6-oz. can of oil-packed tuna, drained

¼ cup diced red onion

1 scallion, white and light green parts, finely chopped

3 tbsp. coarsely chopped flat-leaf parsley

3 tbsp. mayonnaise Hot sauce, such as Tabasco Salt and freshly ground pepper

4 slices of rustic bread

2 tbsp. unsalted butter

4 slices of sharp cheddar cheese

Ketchup (recipe follows), or your favorite store-bought bottle

In a medium bowl mix the tuna, red onion, scallion, parsley, mayonnaise and a few dashes of hot sauce. Season with salt and pepper.

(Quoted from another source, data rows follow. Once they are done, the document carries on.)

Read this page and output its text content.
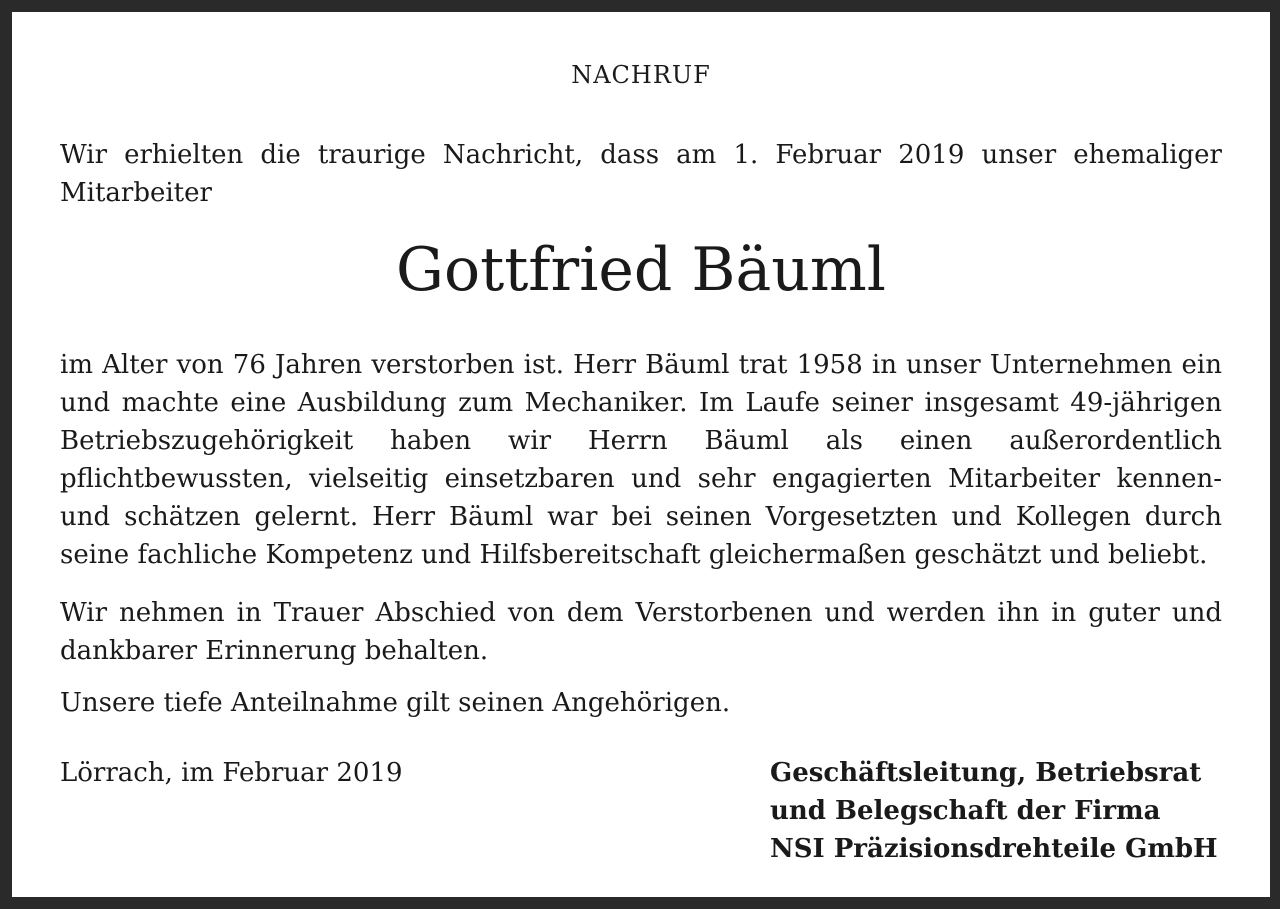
NACHRUF
Wir erhielten die traurige Nachricht, dass am 1. Februar 2019 unser ehemaliger Mitarbeiter
Gottfried Bäuml
im Alter von 76 Jahren verstorben ist. Herr Bäuml trat 1958 in unser Unternehmen ein und machte eine Ausbildung zum Mechaniker. Im Laufe seiner insgesamt 49-jährigen Betriebszugehörigkeit haben wir Herrn Bäuml als einen außerordentlich pflichtbewussten, vielseitig einsetzbaren und sehr engagierten Mitarbeiter kennen- und schätzen gelernt. Herr Bäuml war bei seinen Vorgesetzten und Kollegen durch seine fachliche Kompetenz und Hilfsbereitschaft gleichermaßen geschätzt und beliebt.
Wir nehmen in Trauer Abschied von dem Verstorbenen und werden ihn in guter und dankbarer Erinnerung behalten.
Unsere tiefe Anteilnahme gilt seinen Angehörigen.
Lörrach, im Februar 2019	Geschäftsleitung, Betriebsrat
und Belegschaft der Firma
NSI Präzisionsdrehteile GmbH
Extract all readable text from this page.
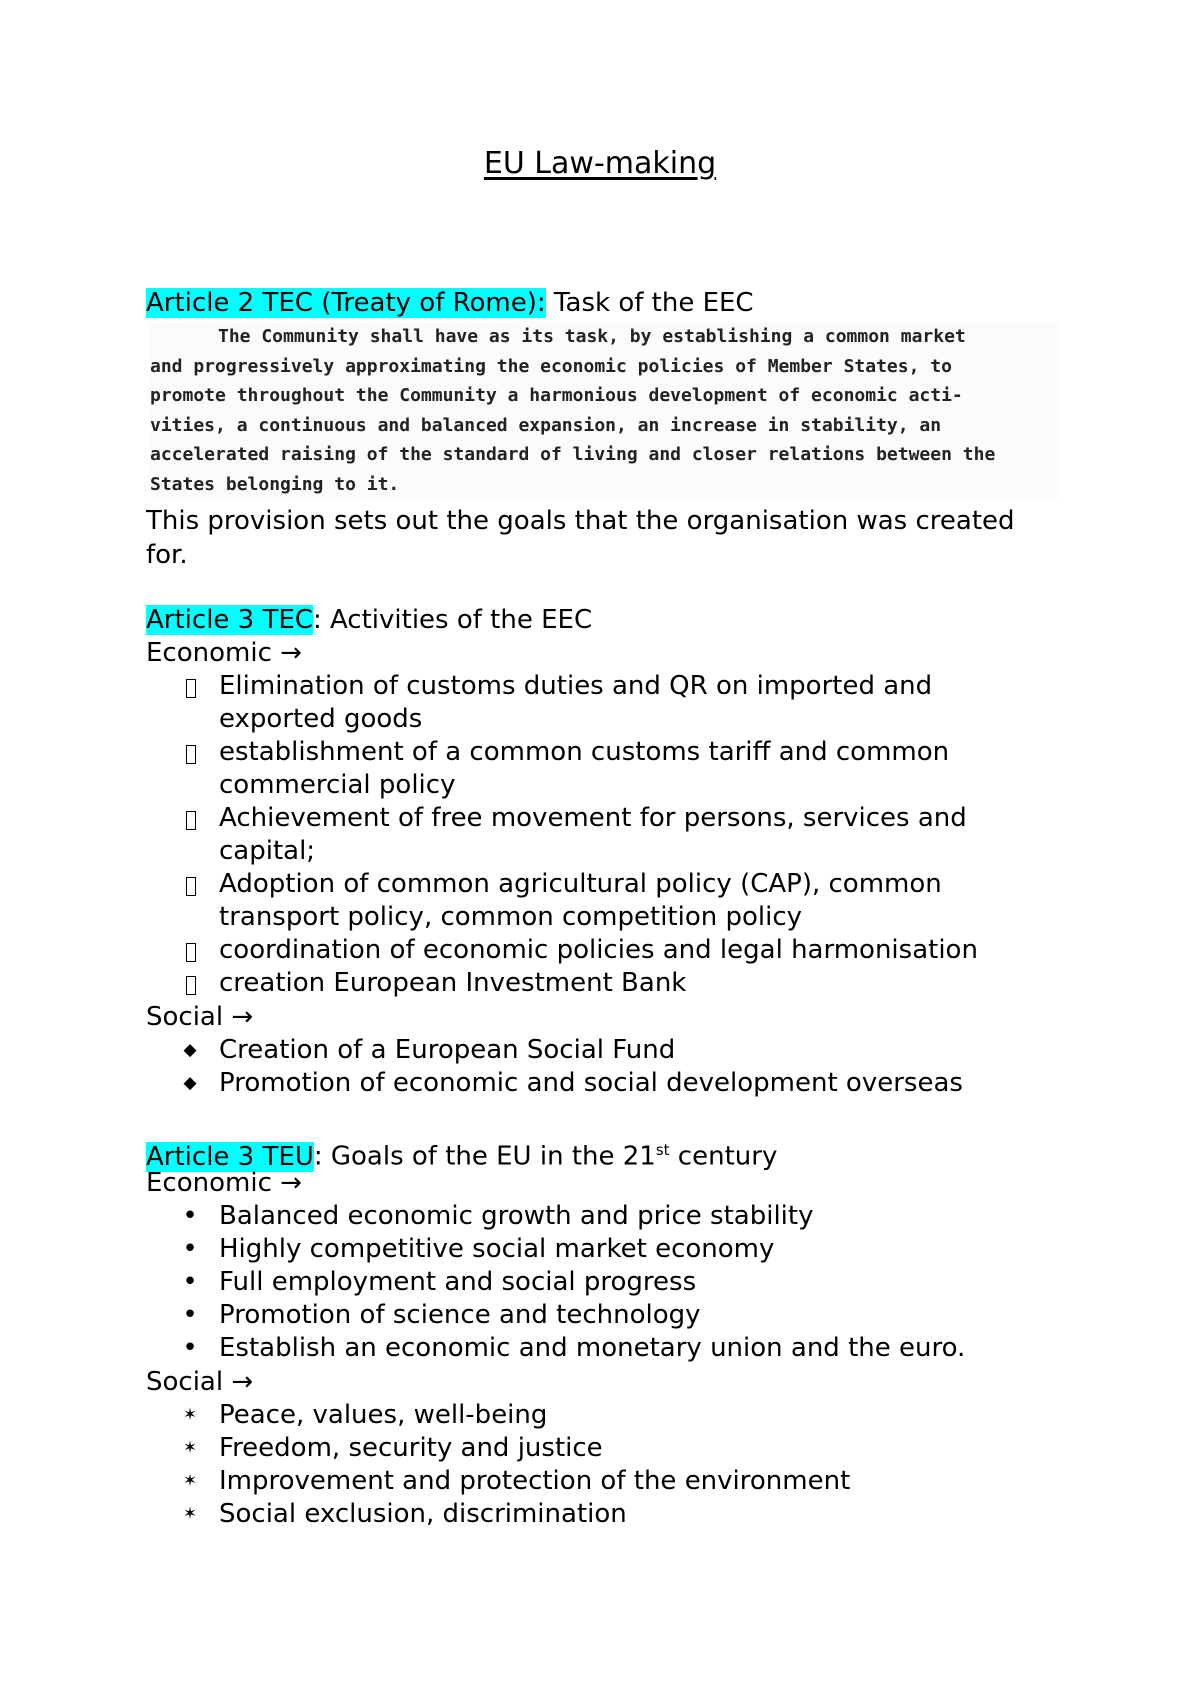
EU Law-making
Article 2 TEC (Treaty of Rome): Task of the EEC
The Community shall have as its task, by establishing a common market
and progressively approximating the economic policies of Member States, to
promote throughout the Community a harmonious development of economic acti-
vities, a continuous and balanced expansion, an increase in stability, an
accelerated raising of the standard of living and closer relations between the
States belonging to it.
This provision sets out the goals that the organisation was created for.
Article 3 TEC: Activities of the EEC
Economic →
Elimination of customs duties and QR on imported and
exported goods
establishment of a common customs tariff and common
commercial policy
Achievement of free movement for persons, services and
capital;
Adoption of common agricultural policy (CAP), common
transport policy, common competition policy
coordination of economic policies and legal harmonisation
creation European Investment Bank
Social →
◆ Creation of a European Social Fund
◆ Promotion of economic and social development overseas
Article 3 TEU: Goals of the EU in the 21st century
Economic →
• Balanced economic growth and price stability
• Highly competitive social market economy
• Full employment and social progress
• Promotion of science and technology
• Establish an economic and monetary union and the euro.
Social →
✶ Peace, values, well-being
✶ Freedom, security and justice
✶ Improvement and protection of the environment
✶ Social exclusion, discrimination
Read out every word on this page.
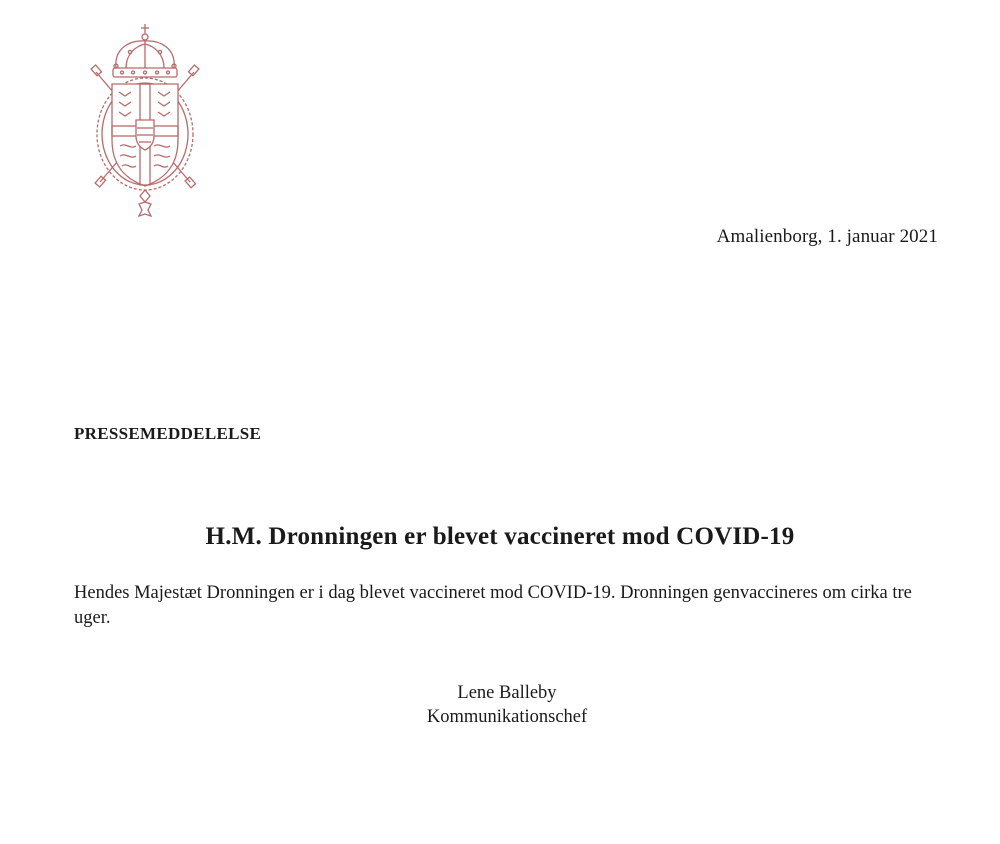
Amalienborg, 1. januar 2021
PRESSEMEDDELELSE
H.M. Dronningen er blevet vaccineret mod COVID-19

Hendes Majestæt Dronningen er i dag blevet vaccineret mod COVID-19. Dronningen genvaccineres om cirka tre uger.

Lene Balleby
Kommunikationschef
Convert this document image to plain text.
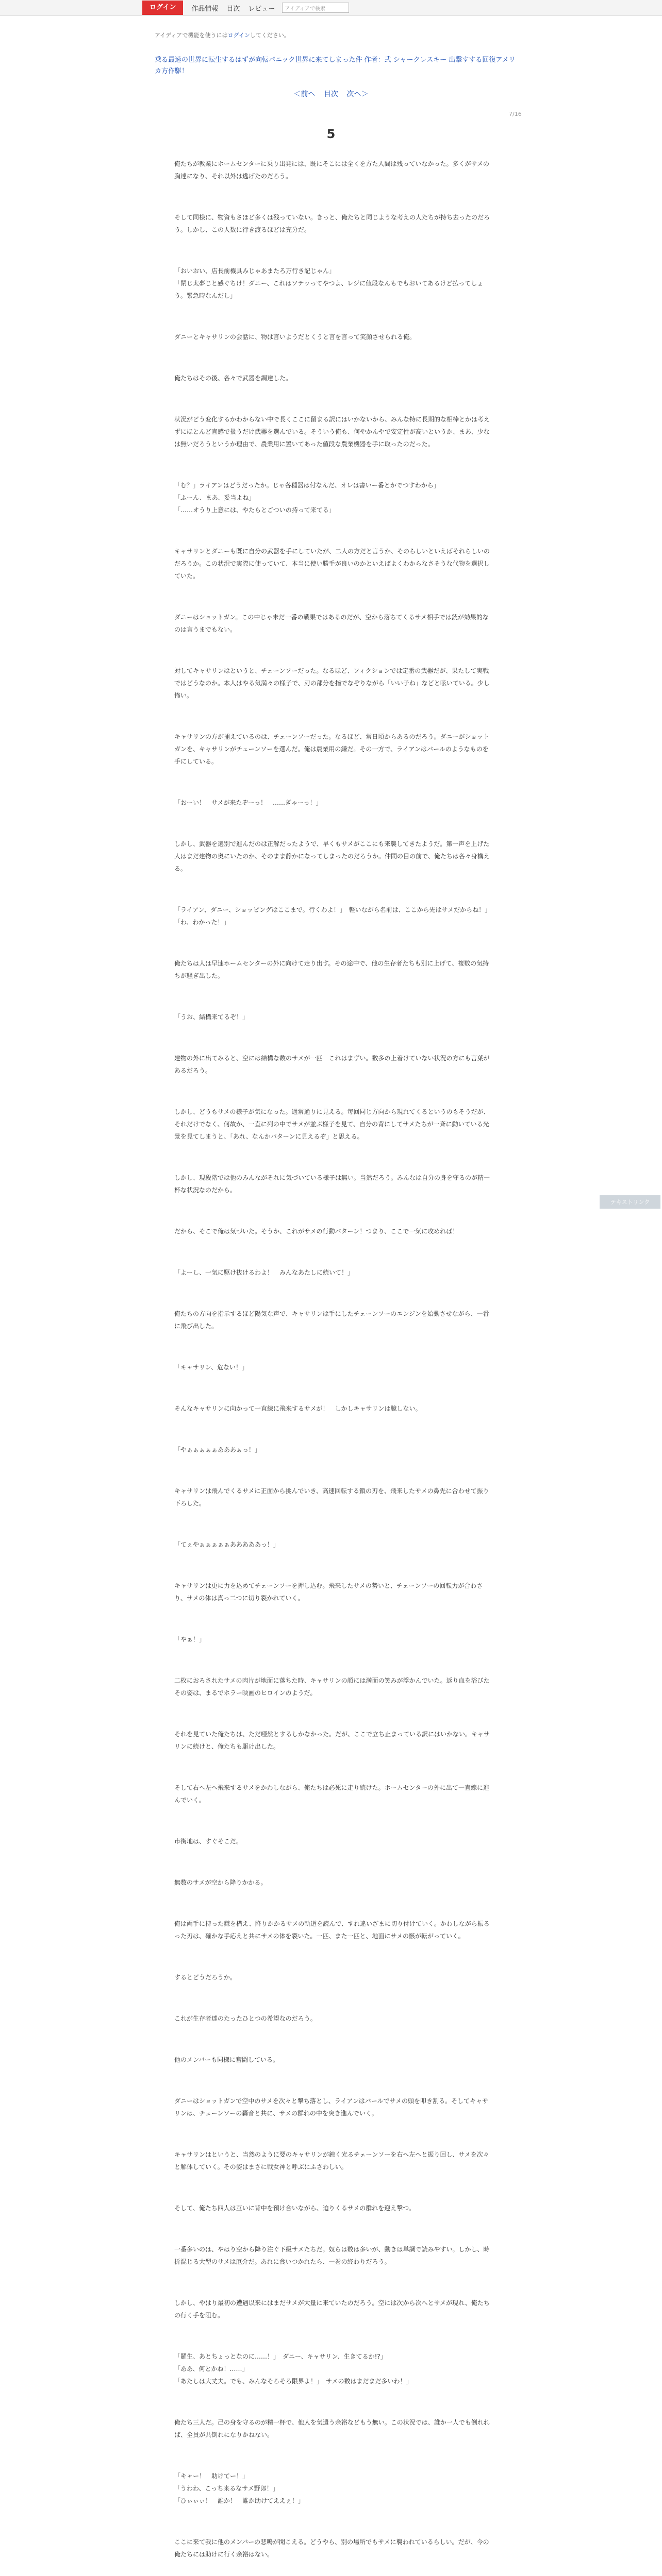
ログイン	作品情報 目次 レビュー	アイディアで検索
アイディアで機能を使うにはログインしてください。
乗る最速の世界に転生するはずが向転パニック世界に来てしまった件 作者：弐 シャークレスキー 出撃すする回復アメリカ方作駆！
＜前へ 目次 次へ＞
7/16
5

俺たちが教業にホームセンターに乗り出発には、既にそこには全くを方た人間は残っていなかった。多くがサメの胸達になり、それ以外は逃げたのだろう。

そして同様に、物資もさほど多くは残っていない。きっと、俺たちと同じような考えの人たちが持ち去ったのだろう。しかし、この人数に行き渡るほどは充分だ。

「おいおい、店長前機具みじゃあまたろ万行き記じゃん」

「閉じ太夢じと感ぐちけ！ダニー、これはソテッってやつよ、レジに値段なんもでもおいてあるけど払ってしょう。緊急時なんだし」

ダニーとキャサリンの会話に、物は言いようだとくうと言を言って笑顔させられる俺。

俺たちはその後、各々で武器を調達した。

状況がどう変化するかわからない中で長くここに留まる訳にはいかないから、みんな特に長期的な相棒とかは考えずにほとんど直感で扱うだけ武器を選んでいる。そういう俺も、何やかんやで安定性が高いというか、まあ、少なは無いだろうというか理由で、農業用に置いてあった値段な農業機器を手に取ったのだった。

「む？」ライアンはどうだったか。じゃ各種器は付なんだ、オレは書いー番とかでつすわから」

「ふーん、まあ、妥当よね」

「……オうり上意には、やたらとごついの持って来てる」

キャサリンとダニーも既に自分の武器を手にしていたが、二人の方だと言うか、そのらしいといえばそれらしいのだろうか。この状況で実際に使っていて、本当に使い勝手が良いのかといえばよくわからなさそうな代物を選択していた。

ダニーはショットガン。この中じゃ未だ一番の戦果ではあるのだが、空から落ちてくるサメ相手では銃が効果的なのは言うまでもない。

対してキャサリンはというと、チェーンソーだった。なるほど、フィクションでは定番の武器だが、果たして実戦ではどうなのか。本人はやる気満々の様子で、刃の部分を指でなぞりながら「いい子ね」などと呟いている。少し怖い。

キャサリンの方が捕えているのは、チェーンソーだった。なるほど、常日頃からあるのだろう。ダニーがショットガンを、キャサリンがチェーンソーを選んだ。俺は農業用の鎌だ。その一方で、ライアンはバールのようなものを手にしている。

「おーい！　サメが来たぞーっ！　……ぎゃーっ！」

しかし、武器を選別で進んだのは正解だったようで、早くもサメがここにも来襲してきたようだ。第一声を上げた人はまだ建物の奥にいたのか、そのまま静かになってしまったのだろうか。仲間の目の前で、俺たちは各々身構える。

「ライアン、ダニー、ショッピングはここまで。行くわよ！」　軽いながら名前は、ここから先はサメだからね！」

「わ、わかった！」

俺たちは人は早速ホームセンターの外に向けて走り出す。その途中で、他の生存者たちも別に上げて、複数の気持ちが騒ぎ出した。

「うお、結構来てるぞ！」

建物の外に出てみると、空には結構な数のサメが一匹　これはまずい。数多の上着けていない状況の方にも言葉があるだろう。

しかし、どうもサメの様子が気になった。通常通りに見える。毎回同じ方向から現れてくるというのもそうだが、それだけでなく、何故か、一直に列の中でサメが並ぶ様子を見て、自分の背にしてサメたちが一斉に動いている光景を見てしまうと、「あれ、なんかパターンに見えるぞ」と思える。

しかし、現段階では他のみんながそれに気づいている様子は無い。当然だろう。みんなは自分の身を守るのが精一杯な状況なのだから。

だから、そこで俺は気づいた。そうか、これがサメの行動パターン！つまり、ここで一気に攻めれば！

「よーし、一気に駆け抜けるわよ！　みんなあたしに続いて！」

俺たちの方向を指示するほど陽気な声で、キャサリンは手にしたチェーンソーのエンジンを始動させながら、一番に飛び出した。

「キャサリン、危ない！」

そんなキャサリンに向かって一直線に飛来するサメが！　しかしキャサリンは臆しない。

「やぁぁぁぁぁあああぁっ！」

キャサリンは飛んでくるサメに正面から挑んでいき、高速回転する鎖の刃を、飛来したサメの鼻先に合わせて振り下ろした。

「てぇやぁぁぁぁぁあああああっ！」

キャサリンは更に力を込めてチェーンソーを押し込む。飛来したサメの勢いと、チェーンソーの回転力が合わさり、サメの体は真っ二つに切り裂かれていく。

「やぁ！」

二枚におろされたサメの肉片が地面に落ちた時、キャサリンの顔には満面の笑みが浮かんでいた。返り血を浴びたその姿は、まるでホラー映画のヒロインのようだ。

それを見ていた俺たちは、ただ唖然とするしかなかった。だが、ここで立ち止まっている訳にはいかない。キャサリンに続けと、俺たちも駆け出した。

そして右へ左へ飛来するサメをかわしながら、俺たちは必死に走り続けた。ホームセンターの外に出て一直線に進んでいく。

市街地は、すぐそこだ。

無数のサメが空から降りかかる。

俺は両手に持った鎌を構え、降りかかるサメの軌道を読んで、すれ違いざまに切り付けていく。かわしながら振るった刃は、確かな手応えと共にサメの体を裂いた。一匹、また一匹と、地面にサメの骸が転がっていく。

するとどうだろうか。

これが生存者達のたったひとつの希望なのだろう。

他のメンバーも同様に奮闘している。

ダニーはショットガンで空中のサメを次々と撃ち落とし、ライアンはバールでサメの頭を叩き割る。そしてキャサリンは、チェーンソーの轟音と共に、サメの群れの中を突き進んでいく。

キャサリンはというと、当然のように要のキャサリンが鈍く光るチェーンソーを右へ左へと振り回し、サメを次々と解体していく。その姿はまさに戦女神と呼ぶにふさわしい。

そして、俺たち四人は互いに背中を預け合いながら、迫りくるサメの群れを迎え撃つ。

一番多いのは、やはり空から降り注ぐ下級サメたちだ。奴らは数は多いが、動きは単調で読みやすい。しかし、時折混じる大型のサメは厄介だ。あれに食いつかれたら、一巻の終わりだろう。

しかし、やはり最初の遭遇以来にはまだサメが大量に来ていたのだろう。空には次から次へとサメが現れ、俺たちの行く手を阻む。

「羅生、あとちょっとなのに……！」　ダニー、キャサリン、生きてるか!?」

「ああ、何とかね！……」

「あたしは大丈夫。でも、みんなそろそろ限界よ！」　サメの数はまだまだ多いわ！」

俺たち三人だ。己の身を守るのが精一杯で、他人を気遣う余裕などもう無い。この状況では、誰か一人でも倒れれば、全員が共倒れになりかねない。

「キャー！　助けてー！」

「うわわ、こっち来るなサメ野郎！」

「ひぃぃぃ！　誰か！　誰か助けてええぇ！」

ここに来て我に他のメンバーの悲鳴が聞こえる。どうやら、別の場所でもサメに襲われているらしい。だが、今の俺たちには助けに行く余裕はない。

テキストリンク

Butter each slice of bread on one side. Divide the tuna mixture on the unbuttered side of 2 bread slices and top with the cheddar and then the other 2 bread slices, buttered sides up. Warm a griddle or castiron skillet over moderate heat and fry the sandwiches, carefully turning once, until the bread is crusty and the cheese is melted, about 3 minutes per side. Serve hot with ketchup.

KETCHUP Makes about 2 cups

2 tbsp. olive oil

1 garlic clove, minced

½ cup chopped red onion

One 14-oz. can peeled whole tomatoes

1½ tbsp. tomato puree

1 tbsp. dark brown sugar, plus more to taste

1 tbsp. red wine vinegar

Salt and freshly ground pepper

In a medium saucepan, heat the olive oil. Add the garlic and red onion and cook over moderately high heat, stirring, until softened but not browned, about 5 minutes. Add the tomatoes, tomato puree, sugar, and vinegar and cook over low heat, breaking up the tomatoes, until thick, about 8 minutes. Let cool, then transfer to a small blender and puree. Season the ketchup with salt and pepper, and more brown sugar, if desired.